There has been an ongoing privacy and ethics debate over the unauthorized or undisclosed use of newborns’ blood samples for purposes other than the standard disease-screening, which includes about 30 conditions. Now, there’s a trial study, called BabySeq, from Brigham and Women’s Hospital that “uses genomic sequencing to screen for about 1,800 conditions, including some cancers,” CBS Miami reports.
The privacy questions are clear: What happens to the DNA data — who keeps it, in what form, for how long — and who has access to it? The participants in the study have chosen to participate with, presumably, complete knowledge of the answers to these questions. But consider if the screening of 1,800 conditions, rather than the current 30, became the legal standard. This is a significant amount of highly personal information and there are substantial privacy issues.
BabySeq co-director, Dr. Robert Green, has raised some of these issues. “We can’t predict what kind of discrimination is going to be occurring by the time your child grows up,” Green said. “We can’t predict whether there’s some sort of privacy breaches, this information gets out and is used against your child in some sort of future scenario. And we, most importantly, we can’t predict the information’s accurate.”
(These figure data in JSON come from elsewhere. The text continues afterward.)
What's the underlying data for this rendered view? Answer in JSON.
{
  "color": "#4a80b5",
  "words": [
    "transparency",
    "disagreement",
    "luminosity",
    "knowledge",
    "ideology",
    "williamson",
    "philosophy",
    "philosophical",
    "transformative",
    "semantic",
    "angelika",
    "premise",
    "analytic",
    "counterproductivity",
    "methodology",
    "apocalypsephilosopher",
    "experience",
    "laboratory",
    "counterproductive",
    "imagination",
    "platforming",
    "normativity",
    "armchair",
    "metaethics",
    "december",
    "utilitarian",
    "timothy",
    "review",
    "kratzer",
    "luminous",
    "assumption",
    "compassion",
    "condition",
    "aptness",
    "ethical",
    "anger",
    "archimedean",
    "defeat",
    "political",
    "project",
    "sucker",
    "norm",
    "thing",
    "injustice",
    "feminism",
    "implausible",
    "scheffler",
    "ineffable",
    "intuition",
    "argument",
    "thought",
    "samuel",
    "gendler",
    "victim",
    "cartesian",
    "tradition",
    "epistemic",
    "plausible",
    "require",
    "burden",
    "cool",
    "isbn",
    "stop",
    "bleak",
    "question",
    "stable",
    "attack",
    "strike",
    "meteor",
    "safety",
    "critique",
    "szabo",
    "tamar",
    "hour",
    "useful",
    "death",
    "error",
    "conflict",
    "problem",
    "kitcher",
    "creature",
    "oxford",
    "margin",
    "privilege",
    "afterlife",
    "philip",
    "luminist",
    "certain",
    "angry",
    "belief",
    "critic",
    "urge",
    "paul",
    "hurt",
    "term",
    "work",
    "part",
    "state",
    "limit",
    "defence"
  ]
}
Currently, the federal Genetic Information Nondiscrimination Act prohibits the use of genetic data to determine insurance premiums, eligibility for insurance, or employment.
However, this could change. Earlier this year, Rep. Virginia Foxx (R-N.C.) introduced H.R. 1313, the Preserving Employee Wellness Programs Act, which would allow employers to penalize workers who do not provide their private genetic information (as well as the personal genetic data of their families) as part of the wellness programs. The bill, which has co-sponsors, would exempt workplace wellness programs from: “(1) limitations under the Americans with Disabilities Act of 1990 on medical examinations and inquiries of employees, (2) the prohibition on collecting genetic information in connection with issuing health insurance, and (3) limitations under the Genetic Information Nondiscrimination Act of 2008 on collecting the genetic information of employees or family members of employees.”
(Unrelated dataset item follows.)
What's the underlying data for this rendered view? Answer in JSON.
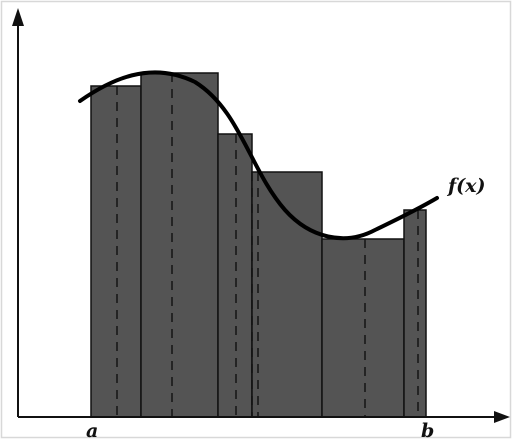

And this is just one bill that has been introduced in the House. There are any number of other ways that GINA and ADA protections for medical information could be undermined or rejected if Congress chose to pass bills to do so and the president chose to sign them into law.
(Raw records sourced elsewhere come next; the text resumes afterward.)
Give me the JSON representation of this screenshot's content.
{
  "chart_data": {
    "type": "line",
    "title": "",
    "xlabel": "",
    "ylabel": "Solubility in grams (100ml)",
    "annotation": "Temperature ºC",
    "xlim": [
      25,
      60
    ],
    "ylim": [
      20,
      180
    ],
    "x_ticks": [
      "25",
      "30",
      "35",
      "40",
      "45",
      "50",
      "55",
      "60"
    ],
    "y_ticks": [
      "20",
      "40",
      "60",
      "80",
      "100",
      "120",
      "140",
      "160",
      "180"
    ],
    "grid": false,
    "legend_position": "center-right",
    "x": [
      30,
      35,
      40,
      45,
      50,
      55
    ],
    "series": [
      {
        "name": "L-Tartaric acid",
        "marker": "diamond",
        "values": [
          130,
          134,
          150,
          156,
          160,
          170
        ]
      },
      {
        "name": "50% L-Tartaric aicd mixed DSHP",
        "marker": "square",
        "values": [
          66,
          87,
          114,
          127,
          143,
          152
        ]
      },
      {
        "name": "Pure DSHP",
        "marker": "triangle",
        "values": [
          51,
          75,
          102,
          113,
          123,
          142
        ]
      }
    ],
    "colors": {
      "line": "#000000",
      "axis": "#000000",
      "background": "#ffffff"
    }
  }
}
The creation of any database comes with privacy and security concerns. (I discussed the problems with reidentification of “deidentified” data previously.) We’ve seen myriad reports of credit card, banking and other databases being hacked over the past year. And security breaches of medical databases are on the rise. A recent report suggests a reason: Electronic health-care “records contain not just your insurance info—which can be used for fraudulent billing and prescriptions—but also Social Security, driver’s license and credit card numbers.”
Now, the question is: What if the rules on newborn blood screenings changed? The answer: If there are not substantial legal protections in place, a baby’s genetic data could, for a lifetime, haunt prospects for employment, insurance, and more.